In summary, the hybrid regression model combines predictions from RandomForest, XGBoost, and LightGBM to improve the overall prediction accuracy. By averaging the predictions, we leverage the strengths of each model, resulting in a robust and reliable prediction system. Our hybrid model outperforms the referenced model, achieving lower RMSLE on both training and test datasets.

Stacked Generalization

Stacked generalization involves amalgamating the outcomes of individual estimators and employing a regressor to generate the ultimate prediction. This technique leverages the capabilities of each individual estimator by employing their outputs as inputs for a final estimator.

The fundamental concept of this method revolves around utilizing the forecasts generated by preceding models as attributes for another model.

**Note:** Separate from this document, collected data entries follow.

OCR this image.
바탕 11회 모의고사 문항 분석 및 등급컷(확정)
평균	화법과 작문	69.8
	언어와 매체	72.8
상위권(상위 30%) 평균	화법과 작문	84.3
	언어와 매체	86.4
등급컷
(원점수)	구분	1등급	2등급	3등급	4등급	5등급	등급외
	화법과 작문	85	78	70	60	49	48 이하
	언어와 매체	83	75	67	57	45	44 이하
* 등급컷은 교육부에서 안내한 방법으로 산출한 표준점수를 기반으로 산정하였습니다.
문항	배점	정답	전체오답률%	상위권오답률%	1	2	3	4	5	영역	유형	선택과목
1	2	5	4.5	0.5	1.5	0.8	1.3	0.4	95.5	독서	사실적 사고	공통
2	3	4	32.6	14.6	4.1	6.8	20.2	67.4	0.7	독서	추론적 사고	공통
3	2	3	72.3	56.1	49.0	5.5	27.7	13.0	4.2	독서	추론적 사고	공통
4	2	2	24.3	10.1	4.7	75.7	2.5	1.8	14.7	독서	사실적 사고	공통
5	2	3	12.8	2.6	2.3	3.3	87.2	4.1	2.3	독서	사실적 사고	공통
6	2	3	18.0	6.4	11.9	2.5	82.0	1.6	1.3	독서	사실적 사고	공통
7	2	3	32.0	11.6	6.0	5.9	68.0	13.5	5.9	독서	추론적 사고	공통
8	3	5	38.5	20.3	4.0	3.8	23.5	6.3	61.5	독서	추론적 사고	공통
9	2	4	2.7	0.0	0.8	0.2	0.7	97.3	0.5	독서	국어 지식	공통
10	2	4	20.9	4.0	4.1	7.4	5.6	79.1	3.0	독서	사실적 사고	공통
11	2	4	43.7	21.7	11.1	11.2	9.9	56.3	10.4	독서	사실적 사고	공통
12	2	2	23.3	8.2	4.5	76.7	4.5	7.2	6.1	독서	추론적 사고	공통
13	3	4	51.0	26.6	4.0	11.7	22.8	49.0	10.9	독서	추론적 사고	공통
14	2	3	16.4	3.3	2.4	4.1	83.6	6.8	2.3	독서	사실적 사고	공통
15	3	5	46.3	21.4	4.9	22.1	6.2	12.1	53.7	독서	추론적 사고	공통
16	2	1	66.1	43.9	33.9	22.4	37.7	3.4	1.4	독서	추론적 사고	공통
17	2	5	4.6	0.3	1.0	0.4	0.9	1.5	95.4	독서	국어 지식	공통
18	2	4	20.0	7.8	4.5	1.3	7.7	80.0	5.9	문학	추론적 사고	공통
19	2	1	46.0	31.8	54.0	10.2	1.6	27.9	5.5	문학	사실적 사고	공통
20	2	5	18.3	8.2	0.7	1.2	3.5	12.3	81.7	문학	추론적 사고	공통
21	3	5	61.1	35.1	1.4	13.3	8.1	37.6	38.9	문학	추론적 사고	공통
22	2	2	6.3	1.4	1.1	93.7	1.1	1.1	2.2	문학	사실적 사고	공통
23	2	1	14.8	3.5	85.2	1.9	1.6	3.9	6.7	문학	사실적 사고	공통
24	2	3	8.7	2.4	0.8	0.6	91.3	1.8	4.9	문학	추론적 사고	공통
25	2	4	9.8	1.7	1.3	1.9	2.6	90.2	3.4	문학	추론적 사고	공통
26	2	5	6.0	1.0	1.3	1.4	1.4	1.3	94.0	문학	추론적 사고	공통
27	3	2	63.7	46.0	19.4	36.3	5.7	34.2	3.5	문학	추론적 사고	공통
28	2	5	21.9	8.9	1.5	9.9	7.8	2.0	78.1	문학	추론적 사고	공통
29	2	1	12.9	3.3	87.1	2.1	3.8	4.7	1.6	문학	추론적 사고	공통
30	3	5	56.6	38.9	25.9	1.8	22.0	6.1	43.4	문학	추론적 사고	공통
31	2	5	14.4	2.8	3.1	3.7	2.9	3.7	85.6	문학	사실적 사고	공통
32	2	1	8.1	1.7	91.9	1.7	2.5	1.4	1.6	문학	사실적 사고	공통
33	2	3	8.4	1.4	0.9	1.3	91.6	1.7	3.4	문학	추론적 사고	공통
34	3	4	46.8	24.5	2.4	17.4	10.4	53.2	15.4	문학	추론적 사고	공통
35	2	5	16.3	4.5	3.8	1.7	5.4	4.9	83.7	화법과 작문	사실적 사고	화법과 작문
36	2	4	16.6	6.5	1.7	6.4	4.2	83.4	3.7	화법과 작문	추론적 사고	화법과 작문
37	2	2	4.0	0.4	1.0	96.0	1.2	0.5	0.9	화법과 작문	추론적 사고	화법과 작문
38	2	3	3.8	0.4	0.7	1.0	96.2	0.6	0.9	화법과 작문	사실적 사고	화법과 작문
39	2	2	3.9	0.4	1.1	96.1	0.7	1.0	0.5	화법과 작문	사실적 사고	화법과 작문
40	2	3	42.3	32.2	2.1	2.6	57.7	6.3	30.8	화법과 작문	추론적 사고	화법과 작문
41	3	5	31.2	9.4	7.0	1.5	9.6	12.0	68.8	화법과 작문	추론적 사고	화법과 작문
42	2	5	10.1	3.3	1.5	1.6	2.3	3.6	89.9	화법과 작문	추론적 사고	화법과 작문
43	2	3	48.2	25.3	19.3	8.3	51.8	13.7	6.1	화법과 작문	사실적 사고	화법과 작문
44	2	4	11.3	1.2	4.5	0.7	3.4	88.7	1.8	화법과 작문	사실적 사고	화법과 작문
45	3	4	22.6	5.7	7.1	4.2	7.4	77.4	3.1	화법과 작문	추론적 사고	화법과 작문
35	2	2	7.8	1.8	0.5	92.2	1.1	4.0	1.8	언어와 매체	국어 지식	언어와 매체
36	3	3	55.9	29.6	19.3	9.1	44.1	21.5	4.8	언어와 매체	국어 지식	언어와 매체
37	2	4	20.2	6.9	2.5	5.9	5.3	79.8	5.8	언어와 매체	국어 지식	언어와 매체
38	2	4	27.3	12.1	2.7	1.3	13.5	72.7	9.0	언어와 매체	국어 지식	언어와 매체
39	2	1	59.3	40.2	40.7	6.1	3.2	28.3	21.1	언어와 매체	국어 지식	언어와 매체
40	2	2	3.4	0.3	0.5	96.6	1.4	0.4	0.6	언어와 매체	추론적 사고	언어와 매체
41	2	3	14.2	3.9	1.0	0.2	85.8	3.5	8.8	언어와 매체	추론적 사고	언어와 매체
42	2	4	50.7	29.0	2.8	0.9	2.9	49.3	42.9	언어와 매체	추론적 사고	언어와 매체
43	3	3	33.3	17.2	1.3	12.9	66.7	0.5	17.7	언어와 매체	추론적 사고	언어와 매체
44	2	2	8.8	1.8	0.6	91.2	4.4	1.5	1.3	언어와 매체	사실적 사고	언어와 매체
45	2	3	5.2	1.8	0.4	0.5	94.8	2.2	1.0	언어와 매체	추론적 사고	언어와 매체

Additionally, this strategy incorporates the k-fold cross-validation technique to mitigate the risk of overfitting.

This study employed a prevalent 2-level stacking architecture to predict housing prices. In the initial stacking level, Random Forest and LightGBM were utilized, while XGBoost constituted the second stacking level. Additionally, to accommodate the relatively large dataset, the stacking model was subjected to 5-fold cross-validation.

Our Stacked Generalization model achieved:

Train RMSLE: 0.294

Test RMSLE: 0.304

These results indicate that our model performs worse than the article’s model, both on the training and test data.

Conclusions

  • We got the expected results, and in the case of Hybrid Regression and LightGBM even better than the authors of the article

  • LightGBM and Hybrid Regression gave us better results than researchers’

  • For RF, XGBoost and Stacked Generalization we obtained worse results.

  • The training set exhibits lower error rates compared to the test set, suggesting a degree of overfitting.